Luz Bazan Gutierrez founded the Yakima Hispanic Chamber, now Rural Community Development Resources, in 1992. She is photographed here at the resource offices in Yakima, Wash. on Friday, March 23, 2018. (JAKE PARRISH/Yakima Herald-Republic)

Luz Bazan Gutierrez knows how people talk about her.

“I’ve always been known as a strong personality,” she said. “That’s what they call it, ‘a strong personality.’”

Well, that’s what they call it when they’re being polite. She knows they call her a lot worse when they’re not. And, you know what? None of that fazes her. She keeps doing what she’s always done because it works, because her efforts with the Hispanic Chamber of Commerce of Yakima County and the Washington Association of Minority Entrepreneurs (now the Rural Community Development Resources) have helped dozens of local businesses.
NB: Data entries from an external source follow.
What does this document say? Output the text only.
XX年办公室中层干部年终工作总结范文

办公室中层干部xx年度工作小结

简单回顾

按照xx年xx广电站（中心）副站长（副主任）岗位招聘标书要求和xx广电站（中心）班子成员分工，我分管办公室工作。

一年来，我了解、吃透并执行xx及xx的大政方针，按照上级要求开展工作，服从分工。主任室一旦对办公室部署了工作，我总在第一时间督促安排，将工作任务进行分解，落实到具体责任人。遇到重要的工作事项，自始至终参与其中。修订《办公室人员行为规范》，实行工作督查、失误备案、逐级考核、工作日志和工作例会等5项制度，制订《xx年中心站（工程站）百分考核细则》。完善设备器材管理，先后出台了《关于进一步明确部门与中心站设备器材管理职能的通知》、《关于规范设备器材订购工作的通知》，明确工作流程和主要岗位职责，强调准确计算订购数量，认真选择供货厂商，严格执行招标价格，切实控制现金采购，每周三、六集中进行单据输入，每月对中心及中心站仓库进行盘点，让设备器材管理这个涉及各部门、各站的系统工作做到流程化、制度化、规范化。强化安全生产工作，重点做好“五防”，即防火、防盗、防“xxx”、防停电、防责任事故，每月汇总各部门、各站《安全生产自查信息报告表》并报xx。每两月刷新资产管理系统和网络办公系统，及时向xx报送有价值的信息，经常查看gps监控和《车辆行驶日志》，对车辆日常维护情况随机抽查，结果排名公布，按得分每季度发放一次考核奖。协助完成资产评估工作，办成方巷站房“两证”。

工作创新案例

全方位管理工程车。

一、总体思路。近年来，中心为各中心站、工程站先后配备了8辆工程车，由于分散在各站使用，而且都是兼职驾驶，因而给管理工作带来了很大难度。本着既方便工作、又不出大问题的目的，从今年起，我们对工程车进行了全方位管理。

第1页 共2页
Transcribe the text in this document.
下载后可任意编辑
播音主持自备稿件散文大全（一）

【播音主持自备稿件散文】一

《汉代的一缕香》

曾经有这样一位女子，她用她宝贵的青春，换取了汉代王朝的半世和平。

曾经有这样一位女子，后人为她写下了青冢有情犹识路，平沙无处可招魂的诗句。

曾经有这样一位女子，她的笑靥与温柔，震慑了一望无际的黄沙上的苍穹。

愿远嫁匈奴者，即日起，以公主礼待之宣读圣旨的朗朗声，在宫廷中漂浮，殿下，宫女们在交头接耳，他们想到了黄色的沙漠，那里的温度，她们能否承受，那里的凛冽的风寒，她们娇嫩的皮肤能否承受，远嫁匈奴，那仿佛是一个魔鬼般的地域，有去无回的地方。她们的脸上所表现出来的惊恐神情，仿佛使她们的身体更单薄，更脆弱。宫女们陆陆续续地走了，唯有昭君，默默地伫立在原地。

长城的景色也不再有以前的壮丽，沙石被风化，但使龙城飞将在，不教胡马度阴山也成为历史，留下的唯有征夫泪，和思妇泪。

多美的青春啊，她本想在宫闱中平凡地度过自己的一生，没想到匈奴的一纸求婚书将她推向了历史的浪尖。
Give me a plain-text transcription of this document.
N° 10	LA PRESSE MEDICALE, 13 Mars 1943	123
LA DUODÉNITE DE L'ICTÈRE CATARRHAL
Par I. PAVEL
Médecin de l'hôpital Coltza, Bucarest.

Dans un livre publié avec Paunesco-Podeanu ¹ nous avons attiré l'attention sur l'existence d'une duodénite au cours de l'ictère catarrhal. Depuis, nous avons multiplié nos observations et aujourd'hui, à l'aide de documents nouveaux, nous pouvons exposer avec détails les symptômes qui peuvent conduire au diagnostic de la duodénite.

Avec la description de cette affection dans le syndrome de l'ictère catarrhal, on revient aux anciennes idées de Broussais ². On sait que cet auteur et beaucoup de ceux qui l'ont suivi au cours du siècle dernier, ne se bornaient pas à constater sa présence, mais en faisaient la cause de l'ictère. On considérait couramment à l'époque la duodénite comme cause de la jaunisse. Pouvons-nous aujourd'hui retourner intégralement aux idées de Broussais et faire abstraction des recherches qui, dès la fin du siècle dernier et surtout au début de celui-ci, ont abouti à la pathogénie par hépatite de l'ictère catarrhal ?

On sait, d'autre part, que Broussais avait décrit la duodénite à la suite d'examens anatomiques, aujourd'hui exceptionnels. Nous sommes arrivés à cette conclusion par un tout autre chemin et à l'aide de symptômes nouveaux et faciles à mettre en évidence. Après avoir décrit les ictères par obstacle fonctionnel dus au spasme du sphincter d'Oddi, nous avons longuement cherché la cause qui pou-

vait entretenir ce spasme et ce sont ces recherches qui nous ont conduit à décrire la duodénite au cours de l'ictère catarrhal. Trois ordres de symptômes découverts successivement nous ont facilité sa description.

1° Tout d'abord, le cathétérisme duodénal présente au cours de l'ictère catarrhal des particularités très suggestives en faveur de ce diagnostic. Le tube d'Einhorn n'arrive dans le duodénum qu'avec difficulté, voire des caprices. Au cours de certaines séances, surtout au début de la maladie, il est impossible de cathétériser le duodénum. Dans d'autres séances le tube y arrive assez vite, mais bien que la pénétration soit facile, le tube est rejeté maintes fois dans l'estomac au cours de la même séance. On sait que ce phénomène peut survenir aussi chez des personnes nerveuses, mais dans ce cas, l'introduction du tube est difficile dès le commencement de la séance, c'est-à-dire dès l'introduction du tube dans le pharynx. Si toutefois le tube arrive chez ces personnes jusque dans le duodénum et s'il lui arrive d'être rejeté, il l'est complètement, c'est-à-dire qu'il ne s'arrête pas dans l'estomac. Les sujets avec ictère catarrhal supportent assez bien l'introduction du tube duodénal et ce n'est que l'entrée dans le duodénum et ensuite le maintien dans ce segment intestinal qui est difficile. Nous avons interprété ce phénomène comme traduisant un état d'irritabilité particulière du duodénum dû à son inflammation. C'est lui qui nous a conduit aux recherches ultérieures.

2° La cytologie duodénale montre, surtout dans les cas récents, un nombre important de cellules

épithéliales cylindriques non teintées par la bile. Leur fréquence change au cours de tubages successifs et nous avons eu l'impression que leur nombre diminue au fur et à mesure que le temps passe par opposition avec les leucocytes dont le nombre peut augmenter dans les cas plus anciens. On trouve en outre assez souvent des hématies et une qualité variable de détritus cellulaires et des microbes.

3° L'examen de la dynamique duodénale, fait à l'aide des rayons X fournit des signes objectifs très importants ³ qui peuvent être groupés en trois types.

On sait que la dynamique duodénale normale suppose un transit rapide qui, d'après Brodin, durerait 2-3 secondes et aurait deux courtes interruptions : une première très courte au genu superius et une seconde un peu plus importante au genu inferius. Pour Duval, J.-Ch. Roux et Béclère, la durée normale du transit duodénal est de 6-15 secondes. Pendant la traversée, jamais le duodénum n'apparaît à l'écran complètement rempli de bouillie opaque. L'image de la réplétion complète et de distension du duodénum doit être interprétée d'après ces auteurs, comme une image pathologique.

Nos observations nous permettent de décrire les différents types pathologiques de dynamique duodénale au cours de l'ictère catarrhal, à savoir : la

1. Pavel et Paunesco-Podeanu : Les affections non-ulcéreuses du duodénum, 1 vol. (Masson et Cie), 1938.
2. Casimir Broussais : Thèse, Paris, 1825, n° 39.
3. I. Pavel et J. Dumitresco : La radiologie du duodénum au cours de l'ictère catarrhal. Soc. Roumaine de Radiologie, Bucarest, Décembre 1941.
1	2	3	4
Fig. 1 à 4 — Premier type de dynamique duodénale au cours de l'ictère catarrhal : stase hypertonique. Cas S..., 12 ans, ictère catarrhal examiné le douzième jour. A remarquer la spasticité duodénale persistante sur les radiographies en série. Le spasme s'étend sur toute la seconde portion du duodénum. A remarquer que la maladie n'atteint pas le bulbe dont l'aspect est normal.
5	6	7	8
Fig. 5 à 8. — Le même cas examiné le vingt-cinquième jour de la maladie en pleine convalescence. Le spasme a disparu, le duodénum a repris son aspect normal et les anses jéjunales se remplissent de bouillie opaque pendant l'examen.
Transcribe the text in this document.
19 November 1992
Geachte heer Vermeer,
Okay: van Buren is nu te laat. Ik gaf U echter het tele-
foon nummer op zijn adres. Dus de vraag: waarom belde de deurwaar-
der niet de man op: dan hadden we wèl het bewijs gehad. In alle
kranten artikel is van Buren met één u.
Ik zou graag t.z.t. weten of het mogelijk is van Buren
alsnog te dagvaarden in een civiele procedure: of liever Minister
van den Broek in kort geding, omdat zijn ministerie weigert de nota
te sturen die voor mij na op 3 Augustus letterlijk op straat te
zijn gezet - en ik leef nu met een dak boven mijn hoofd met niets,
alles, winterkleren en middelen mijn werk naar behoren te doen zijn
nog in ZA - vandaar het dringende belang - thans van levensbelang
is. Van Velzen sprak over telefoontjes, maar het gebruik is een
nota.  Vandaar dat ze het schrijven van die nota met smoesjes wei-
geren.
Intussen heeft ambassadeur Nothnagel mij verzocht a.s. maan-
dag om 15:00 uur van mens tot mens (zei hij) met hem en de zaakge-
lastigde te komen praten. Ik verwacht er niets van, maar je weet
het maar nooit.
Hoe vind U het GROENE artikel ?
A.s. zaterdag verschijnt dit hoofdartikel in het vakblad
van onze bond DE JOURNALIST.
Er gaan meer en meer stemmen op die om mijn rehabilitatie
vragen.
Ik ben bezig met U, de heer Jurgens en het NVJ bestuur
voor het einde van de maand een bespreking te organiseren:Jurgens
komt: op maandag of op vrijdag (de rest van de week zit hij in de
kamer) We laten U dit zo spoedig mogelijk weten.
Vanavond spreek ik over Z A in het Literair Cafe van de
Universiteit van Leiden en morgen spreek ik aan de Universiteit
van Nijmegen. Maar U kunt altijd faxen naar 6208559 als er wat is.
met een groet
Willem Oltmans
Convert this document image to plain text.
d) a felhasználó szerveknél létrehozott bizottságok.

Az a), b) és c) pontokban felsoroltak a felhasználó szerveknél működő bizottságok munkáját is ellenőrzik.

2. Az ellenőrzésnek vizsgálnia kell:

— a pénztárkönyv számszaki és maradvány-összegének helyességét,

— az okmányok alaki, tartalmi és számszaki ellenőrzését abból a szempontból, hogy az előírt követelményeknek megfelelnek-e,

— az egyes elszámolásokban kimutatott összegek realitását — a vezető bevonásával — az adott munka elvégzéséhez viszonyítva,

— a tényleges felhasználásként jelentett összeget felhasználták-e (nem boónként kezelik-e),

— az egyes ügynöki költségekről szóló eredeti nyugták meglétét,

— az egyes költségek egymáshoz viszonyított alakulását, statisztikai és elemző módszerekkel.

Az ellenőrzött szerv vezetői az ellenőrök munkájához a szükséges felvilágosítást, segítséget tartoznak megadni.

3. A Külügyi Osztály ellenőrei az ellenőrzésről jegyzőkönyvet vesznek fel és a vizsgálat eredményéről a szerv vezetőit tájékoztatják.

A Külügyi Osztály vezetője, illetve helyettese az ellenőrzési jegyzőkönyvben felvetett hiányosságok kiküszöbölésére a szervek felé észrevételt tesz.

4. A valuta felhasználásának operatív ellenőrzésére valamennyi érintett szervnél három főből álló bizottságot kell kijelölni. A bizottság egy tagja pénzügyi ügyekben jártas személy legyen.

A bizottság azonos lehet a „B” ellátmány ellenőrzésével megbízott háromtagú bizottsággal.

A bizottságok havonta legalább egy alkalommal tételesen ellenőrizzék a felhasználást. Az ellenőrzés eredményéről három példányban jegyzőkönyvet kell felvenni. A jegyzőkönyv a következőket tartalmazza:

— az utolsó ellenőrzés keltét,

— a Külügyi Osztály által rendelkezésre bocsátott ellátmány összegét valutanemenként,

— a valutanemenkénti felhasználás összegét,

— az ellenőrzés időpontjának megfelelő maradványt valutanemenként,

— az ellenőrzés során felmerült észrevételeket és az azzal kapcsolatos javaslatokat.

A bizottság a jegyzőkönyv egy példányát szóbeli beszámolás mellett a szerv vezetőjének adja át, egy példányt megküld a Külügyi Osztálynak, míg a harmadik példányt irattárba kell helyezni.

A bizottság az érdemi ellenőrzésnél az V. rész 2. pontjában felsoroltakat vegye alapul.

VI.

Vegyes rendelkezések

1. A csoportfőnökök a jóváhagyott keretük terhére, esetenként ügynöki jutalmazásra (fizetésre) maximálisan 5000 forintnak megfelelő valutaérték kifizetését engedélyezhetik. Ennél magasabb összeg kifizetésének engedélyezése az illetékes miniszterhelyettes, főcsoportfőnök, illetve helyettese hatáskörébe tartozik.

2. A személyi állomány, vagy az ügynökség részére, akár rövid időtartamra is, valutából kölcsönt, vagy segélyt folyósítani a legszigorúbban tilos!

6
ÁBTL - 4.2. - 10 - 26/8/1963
“I’ve always been assertive,” Gutierrez said. “I speak my mind, and I’ve been slammed down many times. But I get up and keep going. ... We’ve loaned out millions of dollars to small-business development because of me being assertive. I have a strong voice and it carries.”

Gutierrez grew up in Texas and was a big part of the Chicano rights movement, founding the Raza Unida Party along with then-husband Jose Angel Gutierrez. They left Texas in the 1980s, moving to Oregon to get away from the stress of activist politics. But they were lured back into the fray almost immediately, with Luz organizing a voter-registration effort in rural areas and (to hear her tell it) introducing rural Oregon judges to a whole new type of Chicana. The pair split in 1989, and Luz moved to Yakima for a job as a Department of Social and Health Services administrator. That job didn’t last, at least in part because of personality conflicts. But she stayed in Yakima and founded the Hispanic Chamber and WAME.

She brought the lessons she learned as a Texas activist with her. When some old white guy in Yakima doesn’t take her seriously because she doesn’t match his expectations of a Mexican-American woman — something she said happens a lot — it’s not her style to be diplomatic.

“We’re told to stay quiet, you know, nod your head, don’t challenge authority,” Gutierrez said. “And I just didn’t come from that kind of background. I came from the background of the movement of the ’60s and ’70s when we were activists.”